In a letter to Chief Justice John Roberts, Sen. Dick Durbin writes that the Senate Judiciary Committee will soon hold a hearing on the Supreme Court's ethical standards in the wake of a news report about lavish trips Justice Clarence Thomas took from a friend — a major GOP donor — but did not disclose.
Patrick Semansky
/
AP
In a letter to Chief Justice John Roberts, Sen. Dick Durbin writes that the Senate Judiciary Committee will soon hold a hearing on the Supreme Court's ethical standards in the wake of a news report about lavish trips Justice Clarence Thomas took from a friend — a major GOP donor — but did not disclose.

The Senate Judiciary Committee plans to hold a hearing about "the need to restore confidence in the Supreme Court's ethical standards," Sen. Dick Durbin, chair of the panel, wrote in a letter to Chief Justice John Roberts, following revelations in ProPublica last week that U.S. Supreme Court Justice Clarence Thomas accepted luxury vacations from a major GOP donor but didn't disclose them.

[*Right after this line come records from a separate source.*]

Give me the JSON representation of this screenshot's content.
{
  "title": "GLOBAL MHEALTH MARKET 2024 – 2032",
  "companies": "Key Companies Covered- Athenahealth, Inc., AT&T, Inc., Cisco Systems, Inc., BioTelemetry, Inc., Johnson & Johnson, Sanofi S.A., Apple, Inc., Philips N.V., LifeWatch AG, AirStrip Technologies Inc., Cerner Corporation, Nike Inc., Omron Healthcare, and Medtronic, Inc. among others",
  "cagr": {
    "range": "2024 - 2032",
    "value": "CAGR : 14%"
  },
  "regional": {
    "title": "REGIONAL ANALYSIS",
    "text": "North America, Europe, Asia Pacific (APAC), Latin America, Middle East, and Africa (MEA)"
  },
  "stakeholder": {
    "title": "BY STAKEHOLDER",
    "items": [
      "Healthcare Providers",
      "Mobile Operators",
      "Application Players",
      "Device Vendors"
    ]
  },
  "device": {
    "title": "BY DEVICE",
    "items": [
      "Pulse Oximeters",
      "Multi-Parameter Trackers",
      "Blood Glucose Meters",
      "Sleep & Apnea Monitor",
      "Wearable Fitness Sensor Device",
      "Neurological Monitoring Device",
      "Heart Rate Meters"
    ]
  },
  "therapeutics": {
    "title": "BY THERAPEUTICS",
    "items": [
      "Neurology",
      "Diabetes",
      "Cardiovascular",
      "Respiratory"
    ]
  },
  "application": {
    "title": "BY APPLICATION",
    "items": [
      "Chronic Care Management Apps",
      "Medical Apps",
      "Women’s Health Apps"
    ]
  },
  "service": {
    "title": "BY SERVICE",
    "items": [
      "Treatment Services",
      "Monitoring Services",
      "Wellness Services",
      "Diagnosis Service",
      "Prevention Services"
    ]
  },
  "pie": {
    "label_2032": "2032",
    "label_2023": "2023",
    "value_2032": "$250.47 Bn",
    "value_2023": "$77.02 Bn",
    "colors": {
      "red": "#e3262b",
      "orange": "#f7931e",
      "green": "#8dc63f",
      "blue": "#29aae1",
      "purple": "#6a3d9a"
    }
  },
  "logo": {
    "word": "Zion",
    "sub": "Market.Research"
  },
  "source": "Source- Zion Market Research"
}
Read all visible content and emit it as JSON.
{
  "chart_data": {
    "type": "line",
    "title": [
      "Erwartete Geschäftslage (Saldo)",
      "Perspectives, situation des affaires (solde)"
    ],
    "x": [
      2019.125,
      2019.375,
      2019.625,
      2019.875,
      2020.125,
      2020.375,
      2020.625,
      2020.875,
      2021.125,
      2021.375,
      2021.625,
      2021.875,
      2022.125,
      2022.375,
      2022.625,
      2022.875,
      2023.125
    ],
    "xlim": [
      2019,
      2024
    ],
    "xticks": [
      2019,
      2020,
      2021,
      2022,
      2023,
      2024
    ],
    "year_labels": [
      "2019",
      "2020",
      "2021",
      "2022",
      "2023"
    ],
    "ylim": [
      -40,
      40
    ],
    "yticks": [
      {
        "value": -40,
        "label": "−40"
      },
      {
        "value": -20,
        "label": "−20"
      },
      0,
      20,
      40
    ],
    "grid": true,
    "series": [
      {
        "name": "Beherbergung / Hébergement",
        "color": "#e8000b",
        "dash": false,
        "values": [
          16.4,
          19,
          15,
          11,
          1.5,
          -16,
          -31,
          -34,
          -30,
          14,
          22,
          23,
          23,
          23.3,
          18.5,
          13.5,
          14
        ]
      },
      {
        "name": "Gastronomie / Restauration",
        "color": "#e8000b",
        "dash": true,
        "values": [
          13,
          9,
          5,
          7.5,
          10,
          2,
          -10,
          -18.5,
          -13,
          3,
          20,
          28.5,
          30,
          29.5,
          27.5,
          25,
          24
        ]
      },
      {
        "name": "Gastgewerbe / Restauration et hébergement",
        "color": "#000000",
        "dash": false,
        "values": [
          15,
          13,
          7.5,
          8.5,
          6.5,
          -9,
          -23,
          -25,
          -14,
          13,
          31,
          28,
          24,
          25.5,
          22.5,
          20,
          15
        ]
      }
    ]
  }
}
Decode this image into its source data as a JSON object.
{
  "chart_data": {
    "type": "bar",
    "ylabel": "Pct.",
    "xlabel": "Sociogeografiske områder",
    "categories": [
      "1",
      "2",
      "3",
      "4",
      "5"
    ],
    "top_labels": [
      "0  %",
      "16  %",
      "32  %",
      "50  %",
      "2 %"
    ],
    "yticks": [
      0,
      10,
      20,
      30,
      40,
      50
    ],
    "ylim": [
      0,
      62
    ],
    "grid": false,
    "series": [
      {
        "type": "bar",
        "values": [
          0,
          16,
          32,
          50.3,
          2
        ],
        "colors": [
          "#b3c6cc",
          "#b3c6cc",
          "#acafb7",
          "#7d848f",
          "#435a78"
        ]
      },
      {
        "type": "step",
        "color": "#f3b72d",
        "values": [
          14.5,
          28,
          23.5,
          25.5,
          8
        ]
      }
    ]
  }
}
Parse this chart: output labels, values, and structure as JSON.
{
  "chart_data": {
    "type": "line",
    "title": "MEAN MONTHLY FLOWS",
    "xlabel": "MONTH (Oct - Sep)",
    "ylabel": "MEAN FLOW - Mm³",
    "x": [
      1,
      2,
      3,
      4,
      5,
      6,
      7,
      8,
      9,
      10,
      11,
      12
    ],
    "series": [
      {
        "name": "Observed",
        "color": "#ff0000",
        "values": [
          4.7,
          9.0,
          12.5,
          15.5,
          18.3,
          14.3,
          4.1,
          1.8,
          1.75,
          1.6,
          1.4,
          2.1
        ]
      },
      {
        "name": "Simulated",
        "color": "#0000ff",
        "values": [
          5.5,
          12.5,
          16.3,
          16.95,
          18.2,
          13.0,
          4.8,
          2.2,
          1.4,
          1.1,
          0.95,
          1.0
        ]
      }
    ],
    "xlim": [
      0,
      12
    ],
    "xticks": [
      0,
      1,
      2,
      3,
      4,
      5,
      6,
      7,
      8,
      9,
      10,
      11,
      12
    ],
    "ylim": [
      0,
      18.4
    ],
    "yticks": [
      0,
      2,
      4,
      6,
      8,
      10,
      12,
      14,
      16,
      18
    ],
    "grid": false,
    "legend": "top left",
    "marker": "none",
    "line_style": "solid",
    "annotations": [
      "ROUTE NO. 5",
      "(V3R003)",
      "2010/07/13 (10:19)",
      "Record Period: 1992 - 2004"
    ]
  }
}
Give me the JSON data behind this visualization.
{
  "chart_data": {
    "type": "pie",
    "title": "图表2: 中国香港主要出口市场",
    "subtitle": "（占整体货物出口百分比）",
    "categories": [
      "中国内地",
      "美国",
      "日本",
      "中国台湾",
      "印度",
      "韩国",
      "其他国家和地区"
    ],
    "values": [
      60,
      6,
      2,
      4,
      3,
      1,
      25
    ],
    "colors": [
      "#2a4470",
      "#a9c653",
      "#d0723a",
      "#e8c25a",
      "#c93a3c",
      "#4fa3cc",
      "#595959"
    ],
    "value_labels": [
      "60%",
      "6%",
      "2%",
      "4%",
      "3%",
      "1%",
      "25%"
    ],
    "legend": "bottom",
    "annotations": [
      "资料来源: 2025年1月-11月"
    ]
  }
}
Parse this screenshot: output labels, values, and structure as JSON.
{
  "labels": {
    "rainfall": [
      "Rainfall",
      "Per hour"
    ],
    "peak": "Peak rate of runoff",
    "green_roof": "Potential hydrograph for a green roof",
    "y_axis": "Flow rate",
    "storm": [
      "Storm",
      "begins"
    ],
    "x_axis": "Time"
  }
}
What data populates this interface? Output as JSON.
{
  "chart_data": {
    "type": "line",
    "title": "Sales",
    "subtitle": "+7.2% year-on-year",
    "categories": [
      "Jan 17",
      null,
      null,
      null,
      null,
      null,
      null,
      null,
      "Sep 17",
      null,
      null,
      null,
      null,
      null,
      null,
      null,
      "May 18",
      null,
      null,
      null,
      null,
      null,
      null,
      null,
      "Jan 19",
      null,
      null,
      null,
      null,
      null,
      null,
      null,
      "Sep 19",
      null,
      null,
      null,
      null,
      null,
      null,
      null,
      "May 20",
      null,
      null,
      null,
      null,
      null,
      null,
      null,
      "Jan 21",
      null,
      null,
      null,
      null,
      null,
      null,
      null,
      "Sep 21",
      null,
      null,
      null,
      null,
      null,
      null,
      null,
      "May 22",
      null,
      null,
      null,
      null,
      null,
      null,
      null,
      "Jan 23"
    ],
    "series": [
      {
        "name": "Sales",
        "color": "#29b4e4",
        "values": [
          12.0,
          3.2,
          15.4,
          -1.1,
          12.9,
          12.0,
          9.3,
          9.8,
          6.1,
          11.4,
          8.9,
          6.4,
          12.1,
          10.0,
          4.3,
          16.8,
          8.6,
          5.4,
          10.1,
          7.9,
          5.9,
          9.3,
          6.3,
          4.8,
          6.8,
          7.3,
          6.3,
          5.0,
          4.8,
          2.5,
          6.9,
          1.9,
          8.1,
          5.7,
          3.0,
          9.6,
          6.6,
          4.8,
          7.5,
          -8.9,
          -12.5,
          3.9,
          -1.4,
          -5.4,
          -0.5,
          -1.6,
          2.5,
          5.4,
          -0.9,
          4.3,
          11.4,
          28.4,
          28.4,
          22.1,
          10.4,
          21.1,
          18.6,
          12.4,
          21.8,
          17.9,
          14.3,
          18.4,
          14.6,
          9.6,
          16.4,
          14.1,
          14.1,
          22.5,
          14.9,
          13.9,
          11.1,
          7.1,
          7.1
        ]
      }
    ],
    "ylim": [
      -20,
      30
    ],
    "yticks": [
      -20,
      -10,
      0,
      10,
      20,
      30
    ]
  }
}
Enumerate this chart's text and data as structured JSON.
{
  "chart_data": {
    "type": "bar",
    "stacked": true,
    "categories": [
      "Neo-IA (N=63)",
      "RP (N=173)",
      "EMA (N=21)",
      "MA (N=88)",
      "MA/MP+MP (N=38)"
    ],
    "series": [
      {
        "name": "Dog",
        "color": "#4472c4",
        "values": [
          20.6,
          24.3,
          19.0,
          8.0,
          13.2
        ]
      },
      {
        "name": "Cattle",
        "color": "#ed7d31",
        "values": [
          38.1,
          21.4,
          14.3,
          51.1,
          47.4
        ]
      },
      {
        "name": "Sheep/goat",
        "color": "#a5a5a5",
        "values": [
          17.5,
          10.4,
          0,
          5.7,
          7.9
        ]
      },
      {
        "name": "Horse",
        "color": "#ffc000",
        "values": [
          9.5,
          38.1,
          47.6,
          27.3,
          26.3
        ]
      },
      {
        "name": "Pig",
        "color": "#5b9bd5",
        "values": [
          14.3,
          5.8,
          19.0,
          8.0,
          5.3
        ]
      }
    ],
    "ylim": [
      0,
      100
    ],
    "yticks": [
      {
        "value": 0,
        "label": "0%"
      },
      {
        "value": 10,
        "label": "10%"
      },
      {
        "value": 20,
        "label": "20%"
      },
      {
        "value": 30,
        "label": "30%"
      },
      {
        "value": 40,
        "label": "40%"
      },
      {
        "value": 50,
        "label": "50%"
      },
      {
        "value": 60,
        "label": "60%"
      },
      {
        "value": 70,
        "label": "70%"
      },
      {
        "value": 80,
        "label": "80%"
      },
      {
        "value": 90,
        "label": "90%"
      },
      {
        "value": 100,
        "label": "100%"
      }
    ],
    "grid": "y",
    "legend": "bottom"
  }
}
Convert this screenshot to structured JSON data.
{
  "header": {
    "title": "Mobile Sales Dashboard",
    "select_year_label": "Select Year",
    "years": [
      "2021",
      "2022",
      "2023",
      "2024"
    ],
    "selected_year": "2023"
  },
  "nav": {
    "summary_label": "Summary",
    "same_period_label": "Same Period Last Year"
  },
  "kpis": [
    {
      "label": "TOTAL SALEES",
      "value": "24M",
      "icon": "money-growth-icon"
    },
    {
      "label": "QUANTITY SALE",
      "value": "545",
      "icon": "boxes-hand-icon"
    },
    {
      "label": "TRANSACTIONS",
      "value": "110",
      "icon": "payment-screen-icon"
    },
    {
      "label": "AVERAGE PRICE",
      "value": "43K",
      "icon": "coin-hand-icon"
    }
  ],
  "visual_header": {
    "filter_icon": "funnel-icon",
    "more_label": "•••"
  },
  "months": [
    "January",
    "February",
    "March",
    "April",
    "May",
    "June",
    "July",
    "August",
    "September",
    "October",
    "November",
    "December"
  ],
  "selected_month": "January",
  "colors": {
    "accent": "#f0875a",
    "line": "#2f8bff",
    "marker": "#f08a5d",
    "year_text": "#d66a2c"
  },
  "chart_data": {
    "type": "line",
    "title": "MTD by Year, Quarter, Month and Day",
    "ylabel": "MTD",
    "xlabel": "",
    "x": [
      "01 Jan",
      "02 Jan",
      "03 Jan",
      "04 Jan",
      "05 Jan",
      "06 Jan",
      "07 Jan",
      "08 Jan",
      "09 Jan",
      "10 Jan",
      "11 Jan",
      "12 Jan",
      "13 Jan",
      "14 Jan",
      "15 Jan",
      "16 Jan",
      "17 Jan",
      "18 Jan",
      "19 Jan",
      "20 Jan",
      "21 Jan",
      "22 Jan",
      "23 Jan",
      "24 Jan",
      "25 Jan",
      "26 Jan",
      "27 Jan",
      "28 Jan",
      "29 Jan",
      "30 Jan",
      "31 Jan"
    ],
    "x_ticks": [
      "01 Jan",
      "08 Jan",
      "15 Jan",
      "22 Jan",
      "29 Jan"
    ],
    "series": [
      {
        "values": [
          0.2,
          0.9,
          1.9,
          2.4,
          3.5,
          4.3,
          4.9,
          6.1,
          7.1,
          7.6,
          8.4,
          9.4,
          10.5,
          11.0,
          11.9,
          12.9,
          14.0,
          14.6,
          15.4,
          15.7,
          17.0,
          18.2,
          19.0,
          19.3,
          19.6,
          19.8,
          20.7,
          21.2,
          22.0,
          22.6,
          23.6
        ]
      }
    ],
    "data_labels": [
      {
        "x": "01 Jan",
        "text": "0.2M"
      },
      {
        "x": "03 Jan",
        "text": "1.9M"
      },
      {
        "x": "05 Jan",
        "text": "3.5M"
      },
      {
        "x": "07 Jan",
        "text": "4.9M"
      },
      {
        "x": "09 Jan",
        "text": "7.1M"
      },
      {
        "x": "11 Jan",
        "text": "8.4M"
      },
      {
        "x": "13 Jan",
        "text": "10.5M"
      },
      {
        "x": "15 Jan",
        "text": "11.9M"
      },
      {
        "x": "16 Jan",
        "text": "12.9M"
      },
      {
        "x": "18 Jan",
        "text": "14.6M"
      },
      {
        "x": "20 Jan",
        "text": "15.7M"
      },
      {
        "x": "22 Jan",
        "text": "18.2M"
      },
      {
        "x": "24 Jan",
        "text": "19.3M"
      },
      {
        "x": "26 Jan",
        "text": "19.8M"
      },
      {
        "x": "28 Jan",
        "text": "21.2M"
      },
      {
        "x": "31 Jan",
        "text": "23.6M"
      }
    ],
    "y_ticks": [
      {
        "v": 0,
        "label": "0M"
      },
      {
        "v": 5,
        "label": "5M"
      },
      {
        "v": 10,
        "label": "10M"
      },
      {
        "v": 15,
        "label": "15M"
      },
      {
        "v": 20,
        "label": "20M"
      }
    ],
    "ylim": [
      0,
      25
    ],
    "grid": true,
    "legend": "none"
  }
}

In his letter, Durbin also urged Roberts to "immediately open ... an investigation and take all needed action to prevent further misconduct" on the court.

"And if the Court does not resolve this issue on its own, the Committee will consider legislation to resolve it," the letter says.

ProPublica reported last Thursday about the trips taken by Thomas and his wife, Ginni, a conservative activist, that were paid for by Harlan Crow. The vacations included cruises and private flights over decades that could cost millions of dollars; Thomas did not report them as part of his annual financial disclosure, according to the report.

Thomas responded last week, saying he "was advised that this sort of personal hospitality from close personal friends, who did not have business before the court, was not reportable." In a statement, he described Crow and his wife, Kathy, as "dearest friends." In the statement, Thomas noted as the disclosure guidelines are now being changed that "it is ... my intent to follow this guidance in the future."

In his letter to Roberts, Durbin noted that it was not the first time that members of his panel had written to the chief justice about concerns over the court's ethical standards, adding that 11 years ago the panel had urged Roberts to get the Supreme Court to abide by the Judicial Conference's Code of Conduct for United States Judges, which binds every judge in the federal judiciary except Supreme Court justices. Roberts declined at the time, replying that the "Court has had no reason to adopt the Code of Conduct as its definitive source of ethical guidance."

"We submit that the Court has compelling reasons to do so, and urge prompt adoption of the Code of Conduct," Durbin wrote in his letter Monday. "While last month's revision to the Judicial Conference's guidance on judicial financial disclosures was a modest step in the right direction, further action is needed."